Tamale: A study conducted by the Department of Public Administration of the University of Ghana Business School (UGBS) has recommended that the government focus on fewer, high-impact projects that can be fully executed using the Annual Budget Funding Amount (ABFA), rather than spreading funds across numerous minor initiatives.
According to Ghana News Agency, the study emphasized that instead of funding several thousand minor initiatives with insufficient financial backing, the government must prioritize fewer, high-impact projects that can be fully implemented using ABFA funds. It proposed the development of a dedicated ABFA investment plan that outlines strategic national priorities for exclusive petroleum revenue funding over a five- to ten-year period.

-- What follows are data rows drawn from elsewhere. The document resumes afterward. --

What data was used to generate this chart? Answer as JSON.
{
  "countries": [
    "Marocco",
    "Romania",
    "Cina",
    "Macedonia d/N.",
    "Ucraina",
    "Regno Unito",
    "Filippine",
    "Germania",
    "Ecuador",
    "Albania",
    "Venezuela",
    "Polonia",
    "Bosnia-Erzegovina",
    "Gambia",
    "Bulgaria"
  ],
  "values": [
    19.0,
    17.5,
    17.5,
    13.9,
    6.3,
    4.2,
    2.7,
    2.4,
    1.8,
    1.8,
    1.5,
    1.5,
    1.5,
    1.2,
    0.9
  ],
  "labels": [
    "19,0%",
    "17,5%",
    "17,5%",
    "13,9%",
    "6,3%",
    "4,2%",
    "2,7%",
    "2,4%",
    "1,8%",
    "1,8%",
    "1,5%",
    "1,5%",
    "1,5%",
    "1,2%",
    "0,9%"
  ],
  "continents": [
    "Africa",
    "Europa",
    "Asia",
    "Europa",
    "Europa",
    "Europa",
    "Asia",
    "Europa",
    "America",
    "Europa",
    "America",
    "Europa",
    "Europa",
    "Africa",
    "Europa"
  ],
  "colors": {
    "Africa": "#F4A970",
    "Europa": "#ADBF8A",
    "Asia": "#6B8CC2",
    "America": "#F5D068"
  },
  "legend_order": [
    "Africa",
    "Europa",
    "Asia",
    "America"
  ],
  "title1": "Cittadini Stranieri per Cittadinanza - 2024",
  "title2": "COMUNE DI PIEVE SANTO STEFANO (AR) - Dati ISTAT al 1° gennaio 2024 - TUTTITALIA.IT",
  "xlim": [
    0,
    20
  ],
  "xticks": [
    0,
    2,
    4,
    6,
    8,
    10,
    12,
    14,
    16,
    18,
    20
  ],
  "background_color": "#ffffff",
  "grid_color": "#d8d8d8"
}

The study also recommended amending the Petroleum Revenue Management Act to explicitly prohibit the integration of ABFA with the general government budget, stating that mixing ABFA funds with other budgetary resources undermines transparency and accountability in the use of oil revenues. These recommendations were presented at a dissemination workshop in Tamale, attended by stakeholders from academia, youth groups, and persons with disabilities, among others.

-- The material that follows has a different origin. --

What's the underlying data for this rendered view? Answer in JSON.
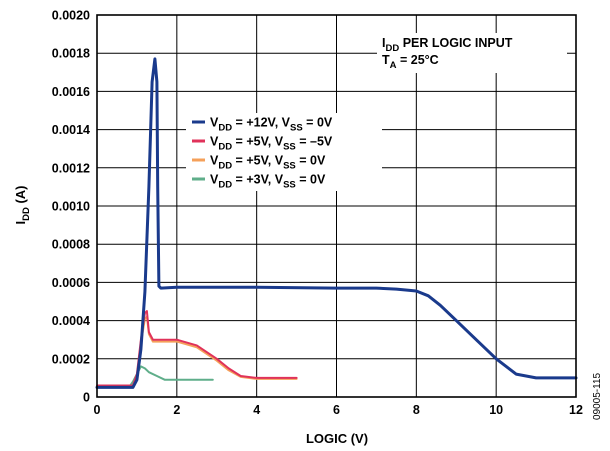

The ABFA is a portion of Ghana’s petroleum revenues designated for development projects. The study, funded by the Ford Foundation, focused on the political economy of Ghana’s oil sector, specifically examining the distributive consequences of oil revenues and their impact on balanced regional development. Led by Professor Abdul-Gafaru Abdulai of UGBS, the research team included Dr. Adam Salifu of the University of Professional Studies, Accra, Dr. Ishmael Ayanoore of the University for Development Studies (UDS), and Dr. Mohammed Ibrahim and Dr. Gerald Arhin, both from the University of Manchester.
Presenting the findings, Professor Abdulai stated that the study assessed public perceptions of inequality and evaluated how oil revenue was addressing or failing to address these disparities. He noted that it also analyzed the regional distribution of oil-funded investments in key sectors such as health, education, roads, and agriculture. Despite Ghana receiving over $10 billion in oil revenue, the study found that oil wealth had not significantly improved the socio-economic conditions of most Ghanaians.

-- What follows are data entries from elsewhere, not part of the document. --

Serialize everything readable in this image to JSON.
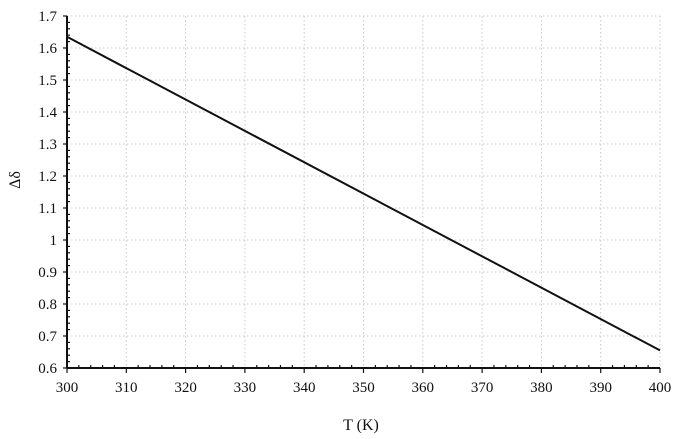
{
  "chart_data": {
    "type": "line",
    "xlabel": "T (K)",
    "ylabel": "Δδ",
    "xlim": [
      300,
      400
    ],
    "ylim": [
      0.6,
      1.7
    ],
    "x_ticks": [
      300,
      310,
      320,
      330,
      340,
      350,
      360,
      370,
      380,
      390,
      400
    ],
    "y_ticks": [
      0.6,
      0.7,
      0.8,
      0.9,
      1,
      1.1,
      1.2,
      1.3,
      1.4,
      1.5,
      1.6,
      1.7
    ],
    "x_tick_labels": [
      "300",
      "310",
      "320",
      "330",
      "340",
      "350",
      "360",
      "370",
      "380",
      "390",
      "400"
    ],
    "y_tick_labels": [
      "0.6",
      "0.7",
      "0.8",
      "0.9",
      "1",
      "1.1",
      "1.2",
      "1.3",
      "1.4",
      "1.5",
      "1.6",
      "1.7"
    ],
    "grid": true,
    "series": [
      {
        "color": "#111111",
        "x": [
          300,
          400
        ],
        "y": [
          1.635,
          0.655
        ]
      }
    ]
  }
}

The findings revealed that while oil-funded agricultural projects had disproportionately benefited poorer regions in the north, poor implementation had limited their transformative impact. The findings also highlighted the absence of a clearly defined formula for equitable regional allocations, as spending patterns were said to be influenced more by political and bureaucratic discretions and short-term electoral motives rather than strategic investment decisions aimed at closing development gaps.
The study showed that oil-funded investments in health and road infrastructure had been heavily concentrated in Accra, to the detriment of other regions. Professor Jasper Abembia Ayelazuno, Dean of the School of Communication and Media Studies at UDS and a discussant during the dissemination of the findings, praised Professor Abdulai and his team for their in-depth research. He urged the government to implement the study’s recommendations to better harness the country’s oil resources for equitable national development.